CHICAGO — Moody’s Investors Service yesterday downgraded and assigned a negative outlook to all of Cleveland’s outstanding debt, warning that a weak economy continues to pressure the city’s fiscal position.
Moody’s downgraded $326 million of outstanding limited-tax general obligation debt to A3 from A2. The agency also downgraded to Baa1 from A3 its rating on $65 million of non-tax revenue bonds, $116 million of income-tax backed debt, and $151 million of outstanding certificates of participation.
The outlook on all the debt was revised to negative from stable.

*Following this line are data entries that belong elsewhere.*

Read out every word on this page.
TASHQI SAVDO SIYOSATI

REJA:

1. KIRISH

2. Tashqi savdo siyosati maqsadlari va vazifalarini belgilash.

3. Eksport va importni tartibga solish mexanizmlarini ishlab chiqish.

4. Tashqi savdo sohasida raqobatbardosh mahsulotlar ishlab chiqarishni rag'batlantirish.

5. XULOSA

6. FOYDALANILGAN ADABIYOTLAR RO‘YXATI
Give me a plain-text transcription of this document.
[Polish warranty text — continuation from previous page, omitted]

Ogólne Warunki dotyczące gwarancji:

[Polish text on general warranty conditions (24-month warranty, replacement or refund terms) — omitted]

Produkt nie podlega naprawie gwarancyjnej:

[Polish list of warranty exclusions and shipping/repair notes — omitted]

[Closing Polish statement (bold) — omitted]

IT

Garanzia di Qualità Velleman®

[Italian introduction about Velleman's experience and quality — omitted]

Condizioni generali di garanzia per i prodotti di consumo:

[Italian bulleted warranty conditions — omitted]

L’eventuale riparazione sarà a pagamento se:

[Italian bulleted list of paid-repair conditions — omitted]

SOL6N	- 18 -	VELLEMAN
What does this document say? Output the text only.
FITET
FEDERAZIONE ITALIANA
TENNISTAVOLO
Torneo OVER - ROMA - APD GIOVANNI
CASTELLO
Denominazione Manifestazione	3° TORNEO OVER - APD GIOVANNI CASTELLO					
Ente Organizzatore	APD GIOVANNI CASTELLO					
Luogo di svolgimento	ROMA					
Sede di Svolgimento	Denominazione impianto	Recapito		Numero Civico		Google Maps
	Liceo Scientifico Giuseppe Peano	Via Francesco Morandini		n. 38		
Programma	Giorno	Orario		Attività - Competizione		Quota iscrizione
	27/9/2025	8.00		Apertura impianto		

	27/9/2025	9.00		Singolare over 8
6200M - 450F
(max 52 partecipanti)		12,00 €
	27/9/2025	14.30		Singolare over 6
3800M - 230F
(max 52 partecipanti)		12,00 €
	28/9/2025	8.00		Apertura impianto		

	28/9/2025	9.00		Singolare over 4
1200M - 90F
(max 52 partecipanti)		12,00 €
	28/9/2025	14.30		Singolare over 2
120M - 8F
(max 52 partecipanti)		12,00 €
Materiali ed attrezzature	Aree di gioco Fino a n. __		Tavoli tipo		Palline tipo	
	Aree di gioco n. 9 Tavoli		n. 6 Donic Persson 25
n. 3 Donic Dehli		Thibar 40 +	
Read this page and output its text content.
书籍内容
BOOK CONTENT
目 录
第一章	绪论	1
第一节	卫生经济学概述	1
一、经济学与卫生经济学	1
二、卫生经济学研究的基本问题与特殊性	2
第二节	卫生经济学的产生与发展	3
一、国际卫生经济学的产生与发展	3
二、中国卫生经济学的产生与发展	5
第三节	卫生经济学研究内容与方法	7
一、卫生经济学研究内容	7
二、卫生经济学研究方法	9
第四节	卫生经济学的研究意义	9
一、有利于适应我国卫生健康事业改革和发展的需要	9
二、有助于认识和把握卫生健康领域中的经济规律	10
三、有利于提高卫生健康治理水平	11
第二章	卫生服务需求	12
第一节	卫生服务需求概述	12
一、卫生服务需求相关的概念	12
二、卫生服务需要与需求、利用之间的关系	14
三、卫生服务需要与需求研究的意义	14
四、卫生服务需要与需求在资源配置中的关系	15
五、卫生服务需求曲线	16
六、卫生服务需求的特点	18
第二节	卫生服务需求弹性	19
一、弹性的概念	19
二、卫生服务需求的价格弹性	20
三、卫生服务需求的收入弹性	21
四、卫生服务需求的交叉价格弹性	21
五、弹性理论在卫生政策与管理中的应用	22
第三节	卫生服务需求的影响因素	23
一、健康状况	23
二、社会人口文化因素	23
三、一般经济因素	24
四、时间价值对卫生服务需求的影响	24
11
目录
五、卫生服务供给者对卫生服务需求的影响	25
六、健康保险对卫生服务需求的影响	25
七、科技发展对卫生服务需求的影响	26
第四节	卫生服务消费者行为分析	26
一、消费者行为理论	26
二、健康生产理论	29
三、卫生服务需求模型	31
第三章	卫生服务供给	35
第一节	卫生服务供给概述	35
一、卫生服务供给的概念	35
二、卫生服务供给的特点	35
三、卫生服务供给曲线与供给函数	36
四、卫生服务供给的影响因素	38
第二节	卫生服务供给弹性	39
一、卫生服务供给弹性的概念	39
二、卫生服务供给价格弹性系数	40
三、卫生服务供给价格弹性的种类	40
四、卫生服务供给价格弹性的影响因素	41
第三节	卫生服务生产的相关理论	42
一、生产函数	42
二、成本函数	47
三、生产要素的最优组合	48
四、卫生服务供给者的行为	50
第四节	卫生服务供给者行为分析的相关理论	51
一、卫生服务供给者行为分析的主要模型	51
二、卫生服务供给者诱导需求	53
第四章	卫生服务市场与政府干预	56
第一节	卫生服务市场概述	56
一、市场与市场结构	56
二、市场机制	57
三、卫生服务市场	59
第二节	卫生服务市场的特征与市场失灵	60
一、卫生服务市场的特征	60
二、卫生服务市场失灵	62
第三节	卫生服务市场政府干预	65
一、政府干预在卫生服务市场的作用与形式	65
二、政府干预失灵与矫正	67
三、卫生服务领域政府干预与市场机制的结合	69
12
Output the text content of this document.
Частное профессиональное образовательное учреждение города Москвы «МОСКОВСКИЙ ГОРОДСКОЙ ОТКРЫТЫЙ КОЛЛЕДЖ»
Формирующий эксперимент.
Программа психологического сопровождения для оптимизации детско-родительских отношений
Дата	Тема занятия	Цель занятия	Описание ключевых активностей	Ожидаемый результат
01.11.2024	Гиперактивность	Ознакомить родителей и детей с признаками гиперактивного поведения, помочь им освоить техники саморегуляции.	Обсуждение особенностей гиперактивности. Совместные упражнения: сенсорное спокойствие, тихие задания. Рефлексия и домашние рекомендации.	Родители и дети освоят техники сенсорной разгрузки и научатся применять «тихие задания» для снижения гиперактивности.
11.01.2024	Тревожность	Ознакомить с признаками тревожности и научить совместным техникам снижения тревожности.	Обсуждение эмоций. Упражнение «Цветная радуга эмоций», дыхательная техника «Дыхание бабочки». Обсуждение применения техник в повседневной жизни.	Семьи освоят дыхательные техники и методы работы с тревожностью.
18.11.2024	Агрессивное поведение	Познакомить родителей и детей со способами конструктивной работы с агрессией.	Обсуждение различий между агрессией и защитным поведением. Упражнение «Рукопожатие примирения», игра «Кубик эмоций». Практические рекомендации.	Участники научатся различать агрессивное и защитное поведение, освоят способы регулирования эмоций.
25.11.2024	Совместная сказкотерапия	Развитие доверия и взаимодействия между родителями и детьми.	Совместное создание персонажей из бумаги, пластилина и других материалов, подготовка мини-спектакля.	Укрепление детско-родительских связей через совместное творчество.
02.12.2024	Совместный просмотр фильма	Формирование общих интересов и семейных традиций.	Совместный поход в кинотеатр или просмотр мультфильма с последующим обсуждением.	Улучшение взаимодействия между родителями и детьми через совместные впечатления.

“The primary factor driving the downgrade is stress in the city’s finances, which has really been driven by declining income tax receipts,” said Moody’s analyst Sarah Engle.
Like cities across Ohio, Cleveland’s weak economy has meant a drop in income-tax revenue, its chief revenue source. Last year the city opted to dip into reserves to offset unexpected high declines in income tax collections rather than implementing cuts or raising new revenue, analysts said.
On the bright side, officials balanced the fiscal 2010 budget in part by cuts and fee increases — but “recovery in 2010 is not yet certain,” Engle wrote in a report on the downgrade.
“We will continue to closely monitor the city’s financial performance as further erosion of existing reserves in the current fiscal year could result in a financial profile that is no longer commensurate with the A3 general obligation rating,” Engle wrote.
Fitch Ratings assigns an A-plus to Cleveland’s GO debt. Standard & Poor’s rates it AA.
The rating action comes as Cleveland prepares to refund roughly $65 million of certificates of participation that in 2007 financed the Cleveland Stadium Project. The city will issue an additional $65 million of unrated COPs that will
be privately placed with Wells Fargo Bank NA.